All six preprocessing helpers live under honeybee.processors.molecular.preprocessing and accept either a path to a TSV (or MAF, for DNA mutation) or an already-loaded DataFrame. Each returns a pandas DataFrame in the shape combine_modalities() expects. Function names and target feature counts match the SeNMo paper:

Modality Function Output features
Gene expression (RNA-seq) preprocess_gene_expression 8,794
DNA methylation preprocess_dna_methylation 52,396
miRNA expression preprocess_mirna 1,730
Protein expression (RPPA) preprocess_protein 472
DNA mutation preprocess_dna_mutation 17,301
Clinical covariates preprocess_clinical_covariates 4
preprocessing.py
from honeybee.processors.molecular.preprocessing import (
    preprocess_gene_expression,
    preprocess_dna_methylation,
    preprocess_mirna,
    preprocess_protein,
    preprocess_dna_mutation,
    preprocess_clinical_covariates,
)

gene_df = preprocess_gene_expression("gene-expr-RNAhtseq_fpkm.tsv")
print(gene_df.shape)  # (1, 8795) for a single sample, or (N_samples, 8795) if multiple samples are present; sample col + 8794 features

Combine Modalities

combine_modalities() concatenates per-modality DataFrames (or CSV paths) into the 80,697-dim SeNMo input vector. Use it if you want to inspect or save the combined features before inference, or if your workflow already has per-modality outputs but no upstream pkl.

combine.py
from honeybee.processors.molecular.preprocessing import combine_modalities

vector = combine_modalities({
    "gene_expression":  gene_df,
    "dna_methylation":  methyl_df,
    "mirna":            mirna_df,
    "protein":          protein_df,
    "dna_mutation":     mutation_df,
    "clinical":         clinical_df,
})
print(vector.shape, vector.dtype)  # (80697,) float32

# Then run inference
result = hb.process_molecular(features=vector)

Result Schema

MolecularResult is a dataclass with three fields:

  • embedding — 48-dim ndarray for single-patient input, shape (N, 48) for batches. The encoder output from SeNMo's penultimate layer.
  • hazard_score — Python float for single-patient input, ndarray of shape (N,) for batches. Cox-style continuous risk score; higher means worse prognosis.
  • input_features — the resolved 80,697-dim vector that was fed to SeNMo, useful for caching or downstream analysis.

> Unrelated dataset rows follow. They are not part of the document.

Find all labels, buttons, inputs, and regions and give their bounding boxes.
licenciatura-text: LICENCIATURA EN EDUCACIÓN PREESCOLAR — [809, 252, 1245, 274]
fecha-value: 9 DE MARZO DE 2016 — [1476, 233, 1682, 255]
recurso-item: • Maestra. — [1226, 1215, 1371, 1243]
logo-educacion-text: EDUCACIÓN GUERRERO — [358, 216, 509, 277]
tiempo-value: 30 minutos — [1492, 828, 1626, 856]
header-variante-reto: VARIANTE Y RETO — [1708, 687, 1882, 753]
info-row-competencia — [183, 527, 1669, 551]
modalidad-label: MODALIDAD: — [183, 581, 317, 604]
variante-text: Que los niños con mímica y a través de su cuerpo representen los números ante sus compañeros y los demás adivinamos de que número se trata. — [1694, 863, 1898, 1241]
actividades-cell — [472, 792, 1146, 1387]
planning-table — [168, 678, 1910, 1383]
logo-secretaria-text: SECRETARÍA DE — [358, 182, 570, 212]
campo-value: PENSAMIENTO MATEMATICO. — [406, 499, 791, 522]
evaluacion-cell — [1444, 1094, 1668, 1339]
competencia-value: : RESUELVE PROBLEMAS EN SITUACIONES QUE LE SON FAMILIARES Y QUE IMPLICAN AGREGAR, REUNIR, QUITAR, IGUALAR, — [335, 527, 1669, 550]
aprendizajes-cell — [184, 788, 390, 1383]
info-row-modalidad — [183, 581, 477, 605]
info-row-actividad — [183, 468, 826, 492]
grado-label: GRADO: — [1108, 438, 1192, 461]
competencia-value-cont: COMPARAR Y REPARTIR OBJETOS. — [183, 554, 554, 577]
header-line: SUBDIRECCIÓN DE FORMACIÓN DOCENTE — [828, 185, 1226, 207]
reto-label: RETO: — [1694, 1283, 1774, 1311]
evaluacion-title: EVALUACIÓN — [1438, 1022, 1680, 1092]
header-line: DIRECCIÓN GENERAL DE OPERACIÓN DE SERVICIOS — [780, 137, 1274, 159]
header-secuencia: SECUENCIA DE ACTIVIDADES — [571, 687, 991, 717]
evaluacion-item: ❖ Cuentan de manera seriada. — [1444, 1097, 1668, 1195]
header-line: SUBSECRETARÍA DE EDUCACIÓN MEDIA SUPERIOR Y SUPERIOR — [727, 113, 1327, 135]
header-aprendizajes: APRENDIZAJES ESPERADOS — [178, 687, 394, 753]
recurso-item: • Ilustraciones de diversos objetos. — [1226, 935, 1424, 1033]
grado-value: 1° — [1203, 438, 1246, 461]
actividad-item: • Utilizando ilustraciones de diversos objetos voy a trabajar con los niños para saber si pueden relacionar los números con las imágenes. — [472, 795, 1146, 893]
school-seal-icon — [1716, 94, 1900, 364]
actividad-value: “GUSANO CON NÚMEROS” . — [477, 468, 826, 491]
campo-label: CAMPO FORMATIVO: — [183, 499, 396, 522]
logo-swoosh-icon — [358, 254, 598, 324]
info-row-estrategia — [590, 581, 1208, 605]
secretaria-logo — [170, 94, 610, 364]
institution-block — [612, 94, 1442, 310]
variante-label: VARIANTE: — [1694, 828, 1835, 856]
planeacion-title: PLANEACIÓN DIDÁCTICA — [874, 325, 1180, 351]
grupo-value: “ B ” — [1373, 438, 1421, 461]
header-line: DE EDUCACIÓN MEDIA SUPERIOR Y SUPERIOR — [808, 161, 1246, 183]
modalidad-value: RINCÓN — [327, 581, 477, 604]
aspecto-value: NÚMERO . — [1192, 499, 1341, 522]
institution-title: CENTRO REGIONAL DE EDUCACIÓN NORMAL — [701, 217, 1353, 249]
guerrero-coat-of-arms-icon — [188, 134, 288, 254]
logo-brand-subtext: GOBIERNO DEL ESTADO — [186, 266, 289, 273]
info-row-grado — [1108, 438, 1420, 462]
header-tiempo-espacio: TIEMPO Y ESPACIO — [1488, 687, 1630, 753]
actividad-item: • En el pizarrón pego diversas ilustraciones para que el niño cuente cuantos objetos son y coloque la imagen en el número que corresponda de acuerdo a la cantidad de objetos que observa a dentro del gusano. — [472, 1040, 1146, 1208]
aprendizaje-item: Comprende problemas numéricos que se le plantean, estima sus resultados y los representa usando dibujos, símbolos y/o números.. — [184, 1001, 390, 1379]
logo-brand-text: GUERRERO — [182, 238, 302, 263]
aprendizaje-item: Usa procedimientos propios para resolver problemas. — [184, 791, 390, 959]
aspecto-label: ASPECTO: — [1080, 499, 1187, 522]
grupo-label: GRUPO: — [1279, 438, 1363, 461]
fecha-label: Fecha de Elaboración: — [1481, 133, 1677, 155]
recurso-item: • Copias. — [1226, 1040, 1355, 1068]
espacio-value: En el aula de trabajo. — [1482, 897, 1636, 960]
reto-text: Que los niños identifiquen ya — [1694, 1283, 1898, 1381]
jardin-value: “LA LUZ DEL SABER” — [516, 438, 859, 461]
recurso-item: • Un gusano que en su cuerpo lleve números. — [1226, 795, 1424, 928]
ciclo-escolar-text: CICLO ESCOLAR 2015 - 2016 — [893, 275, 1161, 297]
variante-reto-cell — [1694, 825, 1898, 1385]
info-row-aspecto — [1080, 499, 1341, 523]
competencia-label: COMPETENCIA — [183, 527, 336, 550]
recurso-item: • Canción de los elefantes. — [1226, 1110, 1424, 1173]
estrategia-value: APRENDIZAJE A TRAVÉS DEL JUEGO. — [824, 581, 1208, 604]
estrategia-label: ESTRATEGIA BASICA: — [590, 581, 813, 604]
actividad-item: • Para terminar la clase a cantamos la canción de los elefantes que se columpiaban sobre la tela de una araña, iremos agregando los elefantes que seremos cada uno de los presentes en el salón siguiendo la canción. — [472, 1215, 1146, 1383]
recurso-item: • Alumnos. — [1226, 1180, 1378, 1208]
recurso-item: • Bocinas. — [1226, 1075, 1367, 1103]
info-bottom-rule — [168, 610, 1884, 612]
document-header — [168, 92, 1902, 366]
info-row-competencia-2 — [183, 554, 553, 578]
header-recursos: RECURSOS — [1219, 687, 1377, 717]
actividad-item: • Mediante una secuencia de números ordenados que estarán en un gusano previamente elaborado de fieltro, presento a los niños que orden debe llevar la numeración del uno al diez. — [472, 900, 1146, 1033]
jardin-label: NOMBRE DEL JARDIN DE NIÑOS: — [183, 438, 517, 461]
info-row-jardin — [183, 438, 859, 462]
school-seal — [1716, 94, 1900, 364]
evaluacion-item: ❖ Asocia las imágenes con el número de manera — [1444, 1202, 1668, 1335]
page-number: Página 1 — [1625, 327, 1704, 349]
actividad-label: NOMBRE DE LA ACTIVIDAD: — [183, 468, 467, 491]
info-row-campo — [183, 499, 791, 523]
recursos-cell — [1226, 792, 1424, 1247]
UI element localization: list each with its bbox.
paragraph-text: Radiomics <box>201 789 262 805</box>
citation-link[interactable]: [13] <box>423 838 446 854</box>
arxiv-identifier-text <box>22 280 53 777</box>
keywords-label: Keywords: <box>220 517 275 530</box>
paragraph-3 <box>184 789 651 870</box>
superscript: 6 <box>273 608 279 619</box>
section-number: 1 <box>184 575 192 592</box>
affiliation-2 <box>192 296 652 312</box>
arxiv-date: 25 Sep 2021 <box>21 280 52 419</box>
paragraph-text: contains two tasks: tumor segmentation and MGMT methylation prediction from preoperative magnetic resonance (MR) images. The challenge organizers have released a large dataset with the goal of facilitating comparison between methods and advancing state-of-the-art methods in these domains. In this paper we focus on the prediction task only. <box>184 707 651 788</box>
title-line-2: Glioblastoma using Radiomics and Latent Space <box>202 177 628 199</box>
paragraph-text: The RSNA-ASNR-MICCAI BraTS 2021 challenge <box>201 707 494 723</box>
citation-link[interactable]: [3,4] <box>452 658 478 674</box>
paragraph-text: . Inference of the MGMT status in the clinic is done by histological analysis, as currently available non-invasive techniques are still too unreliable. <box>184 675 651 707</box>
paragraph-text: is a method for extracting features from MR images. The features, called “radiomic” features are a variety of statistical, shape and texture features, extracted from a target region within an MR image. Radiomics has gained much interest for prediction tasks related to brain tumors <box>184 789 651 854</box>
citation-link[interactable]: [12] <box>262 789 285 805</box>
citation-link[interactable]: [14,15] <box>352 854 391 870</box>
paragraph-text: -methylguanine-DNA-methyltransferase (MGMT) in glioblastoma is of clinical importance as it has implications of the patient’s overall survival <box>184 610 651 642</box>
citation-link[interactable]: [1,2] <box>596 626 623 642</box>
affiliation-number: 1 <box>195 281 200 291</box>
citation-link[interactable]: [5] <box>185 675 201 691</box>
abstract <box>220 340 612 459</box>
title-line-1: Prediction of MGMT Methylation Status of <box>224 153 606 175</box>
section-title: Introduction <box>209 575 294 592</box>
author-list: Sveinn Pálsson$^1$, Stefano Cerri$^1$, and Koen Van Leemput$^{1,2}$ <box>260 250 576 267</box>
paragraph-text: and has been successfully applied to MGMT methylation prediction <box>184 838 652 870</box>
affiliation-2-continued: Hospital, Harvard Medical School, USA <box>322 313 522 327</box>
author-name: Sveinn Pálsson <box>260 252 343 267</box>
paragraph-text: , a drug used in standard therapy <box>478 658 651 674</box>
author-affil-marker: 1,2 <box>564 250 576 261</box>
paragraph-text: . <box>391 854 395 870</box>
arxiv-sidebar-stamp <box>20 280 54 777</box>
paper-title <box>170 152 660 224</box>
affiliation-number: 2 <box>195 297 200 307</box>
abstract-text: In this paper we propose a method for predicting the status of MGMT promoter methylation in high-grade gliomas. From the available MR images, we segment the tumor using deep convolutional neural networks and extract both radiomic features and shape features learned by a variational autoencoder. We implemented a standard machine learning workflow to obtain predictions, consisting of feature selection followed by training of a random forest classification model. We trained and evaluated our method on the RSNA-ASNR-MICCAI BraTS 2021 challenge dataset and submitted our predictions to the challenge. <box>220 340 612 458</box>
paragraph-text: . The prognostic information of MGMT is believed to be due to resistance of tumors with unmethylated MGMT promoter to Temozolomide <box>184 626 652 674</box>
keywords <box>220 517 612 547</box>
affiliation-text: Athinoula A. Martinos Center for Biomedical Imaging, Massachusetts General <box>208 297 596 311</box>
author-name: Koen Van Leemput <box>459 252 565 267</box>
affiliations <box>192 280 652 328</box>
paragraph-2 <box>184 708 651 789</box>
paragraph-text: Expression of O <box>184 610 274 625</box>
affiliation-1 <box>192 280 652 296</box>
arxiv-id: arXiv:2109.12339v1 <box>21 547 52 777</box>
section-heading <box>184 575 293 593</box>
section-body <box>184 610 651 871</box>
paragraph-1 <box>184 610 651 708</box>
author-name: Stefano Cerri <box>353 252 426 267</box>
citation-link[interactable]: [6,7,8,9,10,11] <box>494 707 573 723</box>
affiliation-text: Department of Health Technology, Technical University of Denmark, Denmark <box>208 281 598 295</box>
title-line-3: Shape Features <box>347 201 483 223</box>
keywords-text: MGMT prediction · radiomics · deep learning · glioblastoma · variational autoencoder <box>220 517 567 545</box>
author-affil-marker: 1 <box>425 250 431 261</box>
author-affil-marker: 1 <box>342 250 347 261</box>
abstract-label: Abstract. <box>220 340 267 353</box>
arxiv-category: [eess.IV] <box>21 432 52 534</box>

Call result.to_dict() to get a JSON-serializable representation.

About SeNMo

SeNMo is a 7-layer MLP with ELU activations and AlphaDropout (~83.3 M parameters) trained on over 10,000 patient profiles across 33 TCGA tumor types. The pretrained weights HoneyBee downloads are the 10-fold cross-validation ensemble from the published pan-cancer model. See Waqas et al. 2025 (Int. J. Mol. Sci. 26:7358) for the full architecture, training procedure, and benchmark results.